Olympic icon Michael Johnson has been called racist for merely questioning the timing methods used for the World Athletics Championships.

Johnson, who won the U.S. four Olympic gold medals in track and field, came under fire after he expressed skepticism over Nigerian runner Tobi Amusan recently setting a world record in the 100-meter hurdles semifinals with a time of 12.12 seconds.

“She was even faster in the wind-aided finals. She had previously finished fourth at the Olympics last year and fourth at the world championships in 2019,” noted Fox News.

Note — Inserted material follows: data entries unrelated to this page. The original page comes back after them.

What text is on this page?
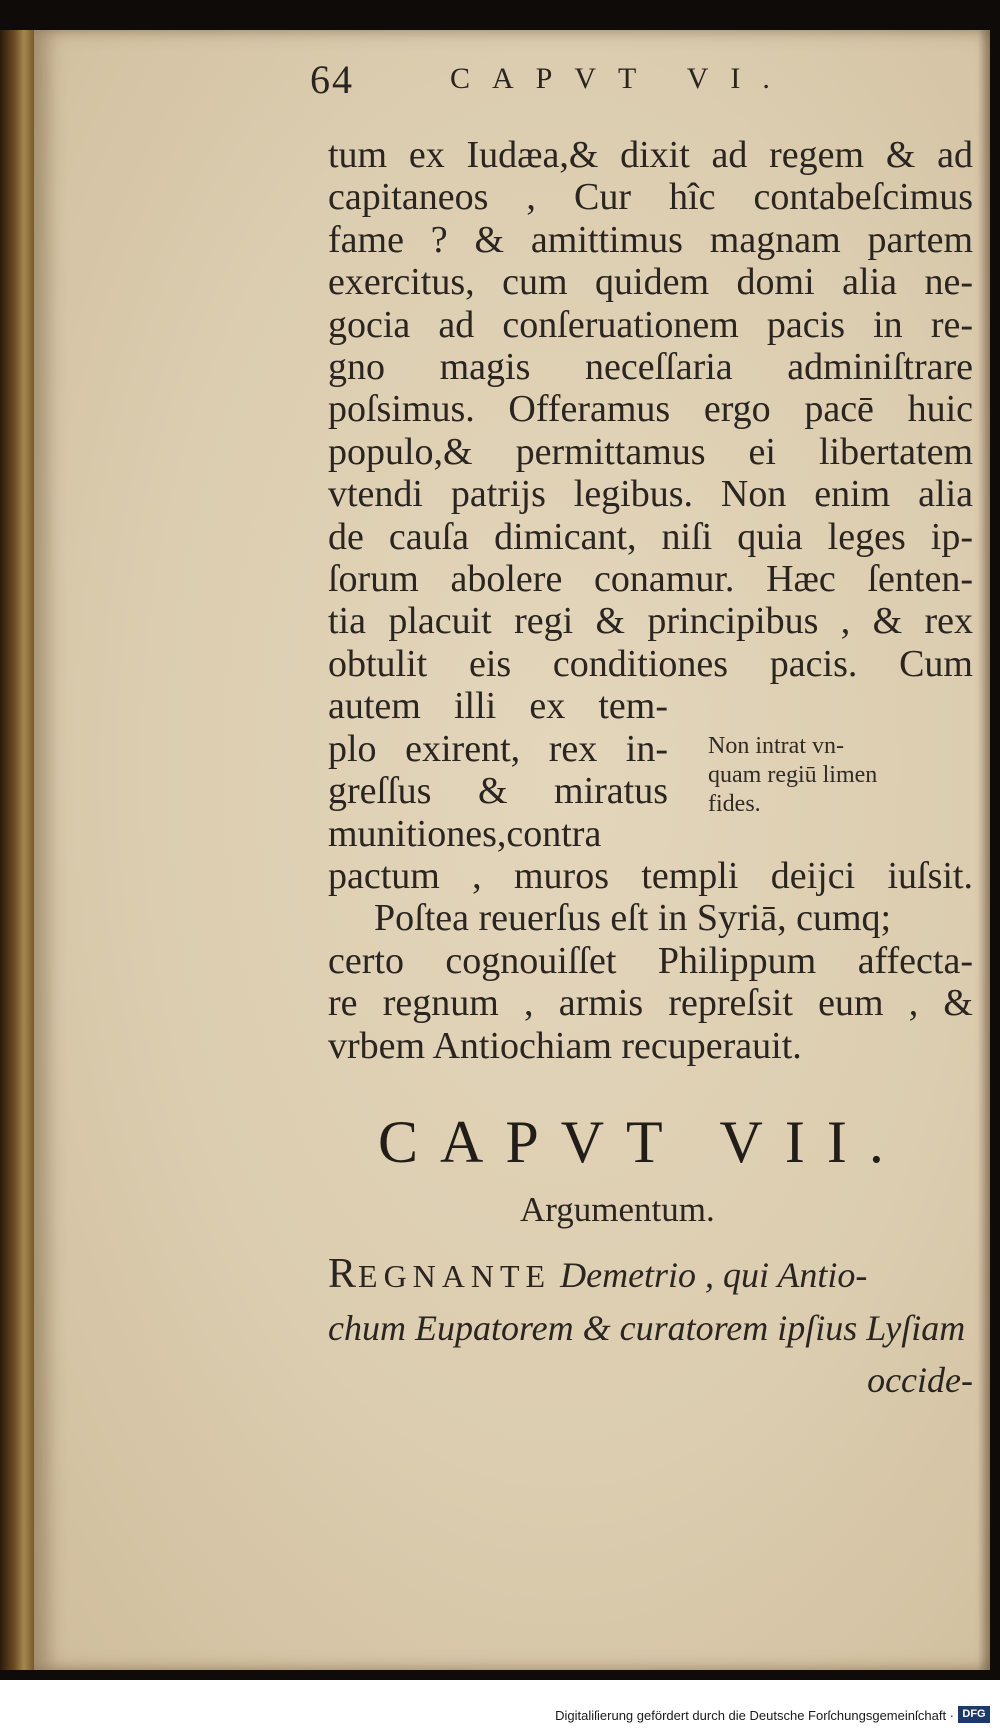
64	CAPVT VI.
tum ex Iudæa,& dixit ad regem & ad
capitaneos , Cur hîc contabeſcimus
fame ? & amittimus magnam partem
exercitus, cum quidem domi alia ne-
gocia ad conſeruationem pacis in re-
gno magis neceſſaria adminiſtrare
poſsimus. Offeramus ergo pacē huic
populo,& permittamus ei libertatem
vtendi patrijs legibus. Non enim alia
de cauſa dimicant, niſi quia leges ip-
ſorum abolere conamur. Hæc ſenten-
tia placuit regi & principibus , & rex
obtulit eis conditiones pacis. Cum
autem illi ex tem-
plo exirent, rex in-
greſſus & miratus
munitiones,contra
pactum , muros templi deijci iuſsit.
Poſtea reuerſus eſt in Syriā, cumq;
certo cognouiſſet Philippum affecta-
re regnum , armis repreſsit eum , &
vrbem Antiochiam recuperauit.
Non intrat vn-
quam regiū limen
fides.
CAPVT VII.
Argumentum.
REGNANTE Demetrio , qui Antio-
chum Eupatorem & curatorem ipſius Lyſiam
occide-
Digitaliſierung gefördert durch die Deutsche Forſchungsgemeinſchaft · DFG
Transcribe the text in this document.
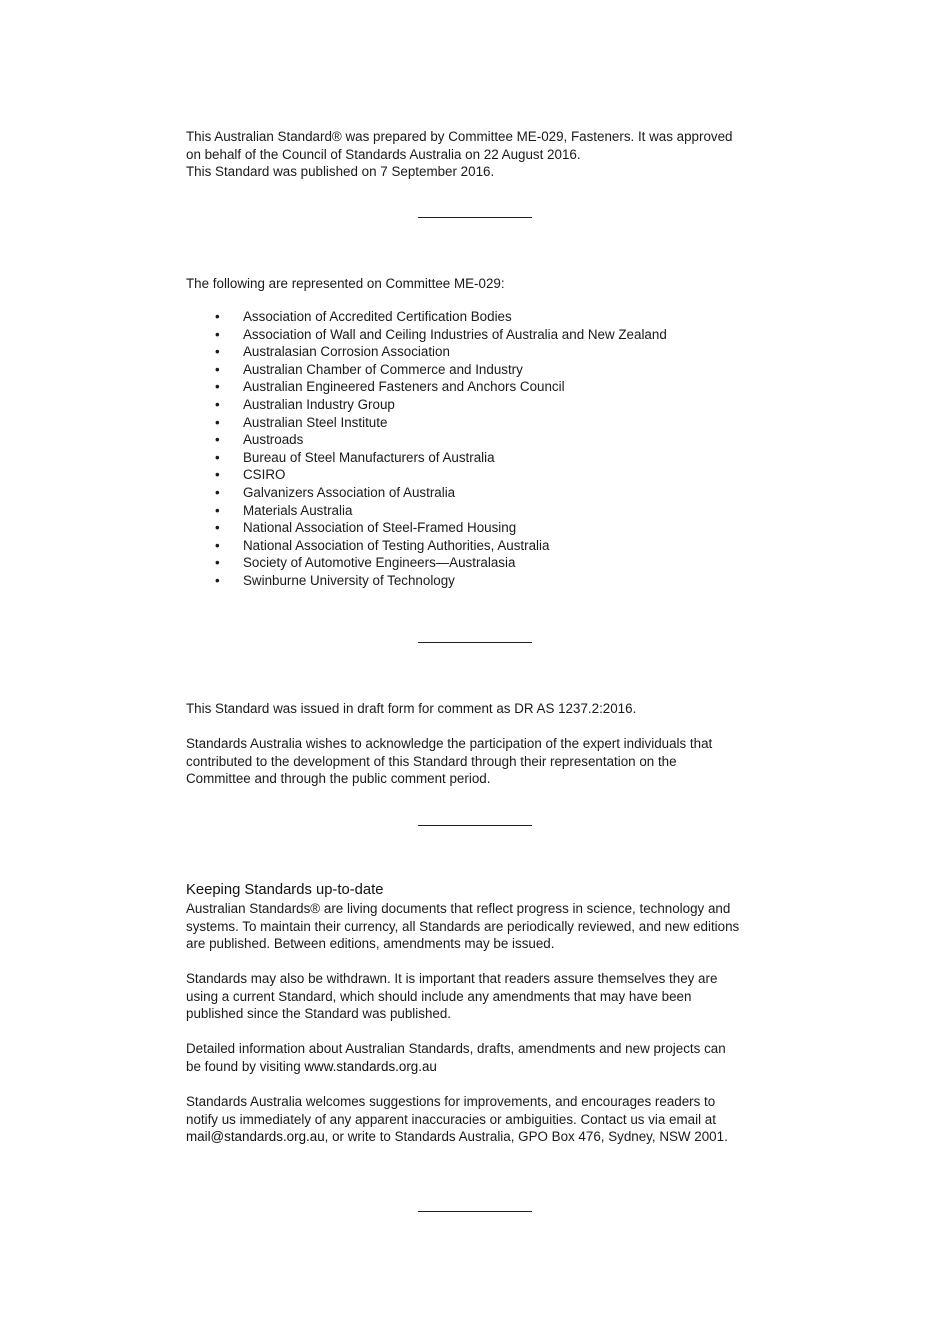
This Australian Standard® was prepared by Committee ME-029, Fasteners. It was approved

on behalf of the Council of Standards Australia on 22 August 2016.

This Standard was published on 7 September 2016.

The following are represented on Committee ME-029:

• Association of Accredited Certification Bodies
• Association of Wall and Ceiling Industries of Australia and New Zealand
• Australasian Corrosion Association
• Australian Chamber of Commerce and Industry
• Australian Engineered Fasteners and Anchors Council
• Australian Industry Group
• Australian Steel Institute
• Austroads
• Bureau of Steel Manufacturers of Australia
• CSIRO
• Galvanizers Association of Australia
• Materials Australia
• National Association of Steel-Framed Housing
• National Association of Testing Authorities, Australia
• Society of Automotive Engineers—Australasia
• Swinburne University of Technology

This Standard was issued in draft form for comment as DR AS 1237.2:2016.

Standards Australia wishes to acknowledge the participation of the expert individuals that

contributed to the development of this Standard through their representation on the

Committee and through the public comment period.

Keeping Standards up-to-date

Australian Standards® are living documents that reflect progress in science, technology and

systems. To maintain their currency, all Standards are periodically reviewed, and new editions

are published. Between editions, amendments may be issued.

Standards may also be withdrawn. It is important that readers assure themselves they are

using a current Standard, which should include any amendments that may have been

published since the Standard was published.

Detailed information about Australian Standards, drafts, amendments and new projects can

be found by visiting www.standards.org.au

Standards Australia welcomes suggestions for improvements, and encourages readers to

notify us immediately of any apparent inaccuracies or ambiguities. Contact us via email at

mail@standards.org.au, or write to Standards Australia, GPO Box 476, Sydney, NSW 2001.
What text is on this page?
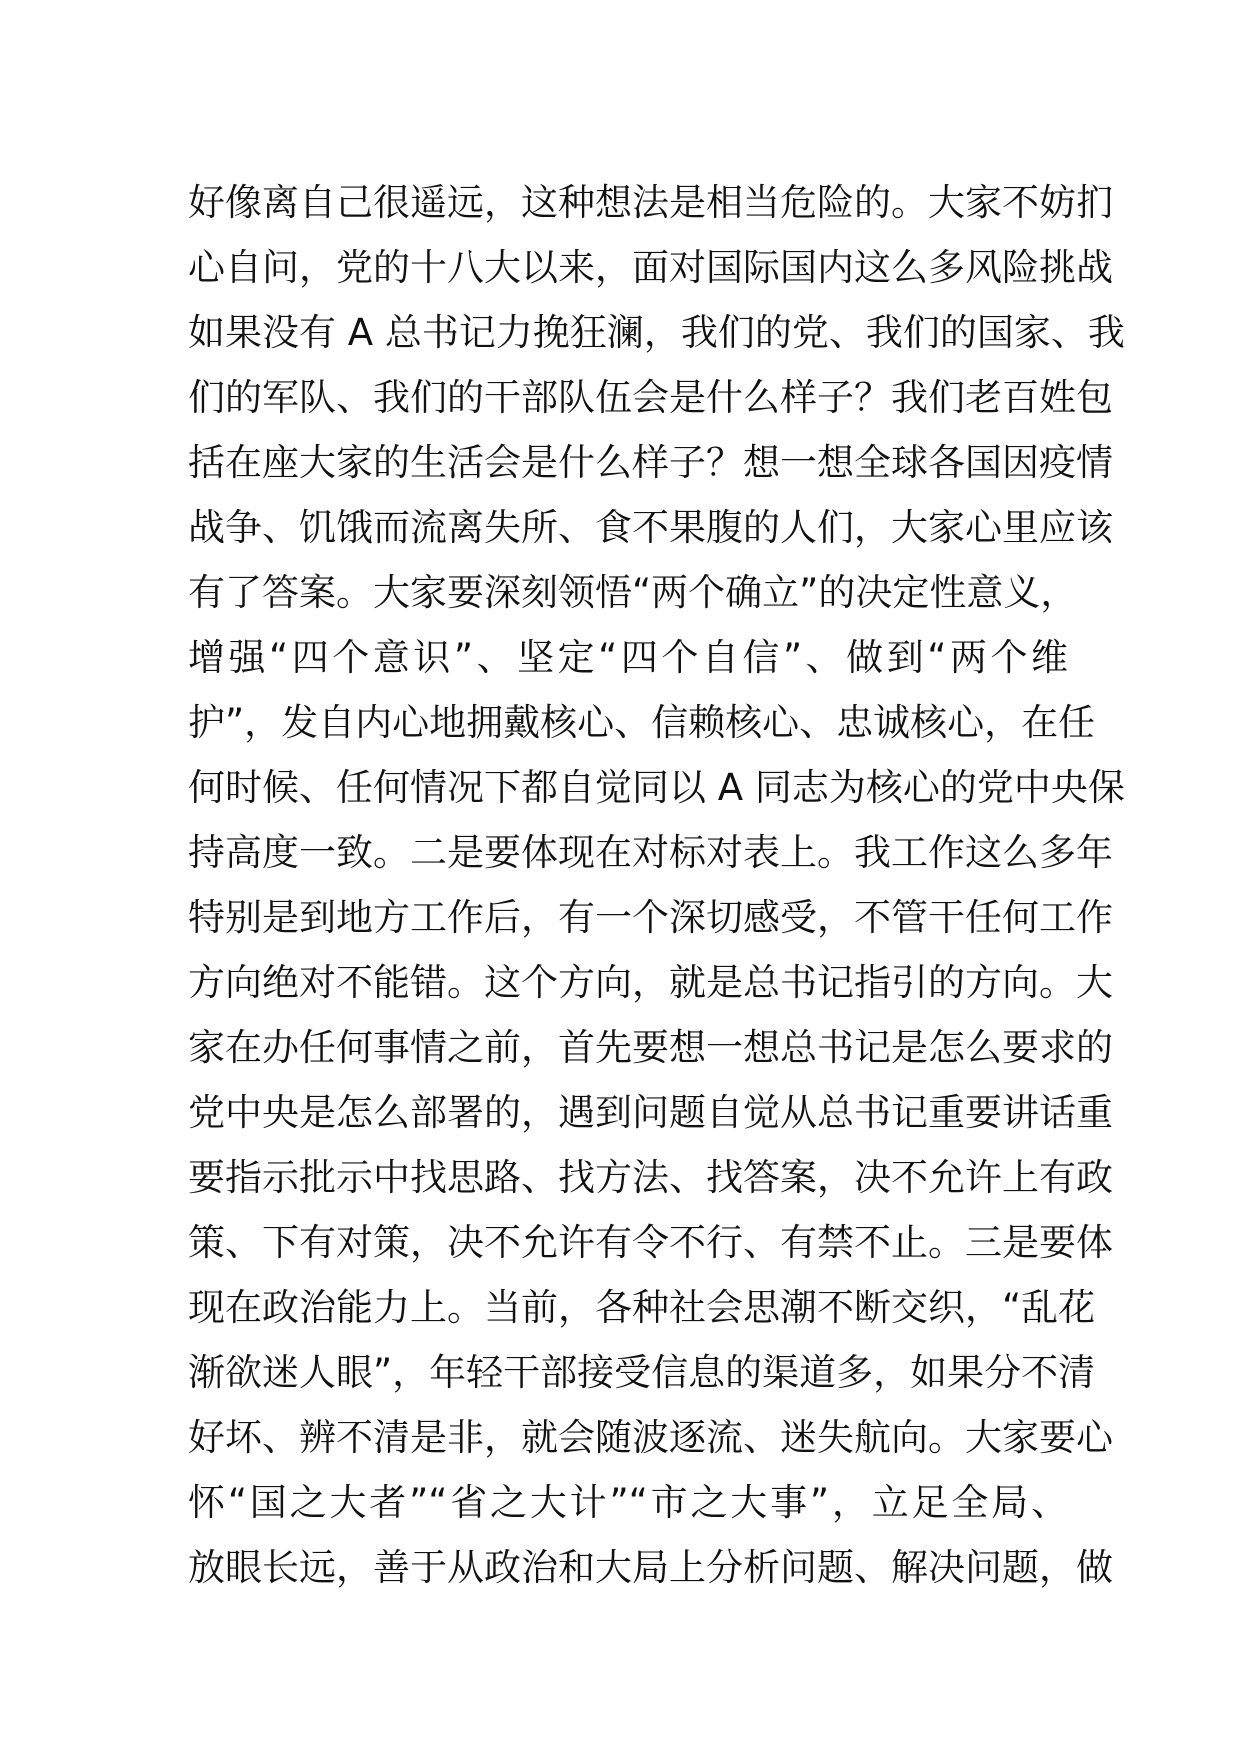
好像离自己很遥远，这种想法是相当危险的。大家不妨扪
心自问，党的十八大以来，面对国际国内这么多风险挑战
如果没有 A 总书记力挽狂澜，我们的党、我们的国家、我
们的军队、我们的干部队伍会是什么样子？我们老百姓包
括在座大家的生活会是什么样子？想一想全球各国因疫情
战争、饥饿而流离失所、食不果腹的人们，大家心里应该
有了答案。大家要深刻领悟“两个确立”的决定性意义，
增强“四个意识”、坚定“四个自信”、做到“两个维
护”，发自内心地拥戴核心、信赖核心、忠诚核心，在任
何时候、任何情况下都自觉同以 A 同志为核心的党中央保
持高度一致。二是要体现在对标对表上。我工作这么多年
特别是到地方工作后，有一个深切感受，不管干任何工作
方向绝对不能错。这个方向，就是总书记指引的方向。大
家在办任何事情之前，首先要想一想总书记是怎么要求的
党中央是怎么部署的，遇到问题自觉从总书记重要讲话重
要指示批示中找思路、找方法、找答案，决不允许上有政
策、下有对策，决不允许有令不行、有禁不止。三是要体
现在政治能力上。当前，各种社会思潮不断交织，“乱花
渐欲迷人眼”，年轻干部接受信息的渠道多，如果分不清
好坏、辨不清是非，就会随波逐流、迷失航向。大家要心
怀“国之大者”“省之大计”“市之大事”，立足全局、
放眼长远，善于从政治和大局上分析问题、解决问题，做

For her part, Amusan said she did not expect to break a world record, which was previously held by American Keni Harrison.

“I believe in my abilities, but I was not expecting a world record at these championships,” she said. “The goal is always just to execute well and get the win.”

Johnson questioned if the hurdle times were correct and that the rounding was off.

“I don’t believe 100h times are correct. World record broken by .08! 12 PBs set. 5 National records set. And Cindy Sember quote after her PB/NR ‘I throughly I was running slow!’ All athletes looked shocked,” he wrote. “Heat 2 we were first shown winning time of 12.53. Few seconds later it shows 12.43. Rounding down by .01 is normal. .10 is not.”

Social media users immediately piled on Johnson, accusing him of being biased toward the Nigerian athlete.

Johnson later responded to the controversy when he said that his job as a commentator is to question accuracy and get at the truth.

“As a commentator my job is to comment. In questioning the times of 28 athletes (not 1 athlete) by wondering if the timing system malfunctioned, I was attacked, accused of racism, and of questioning the talent of an athlete I respect and predicted to win. Unacceptable. I move on,” he tweeted.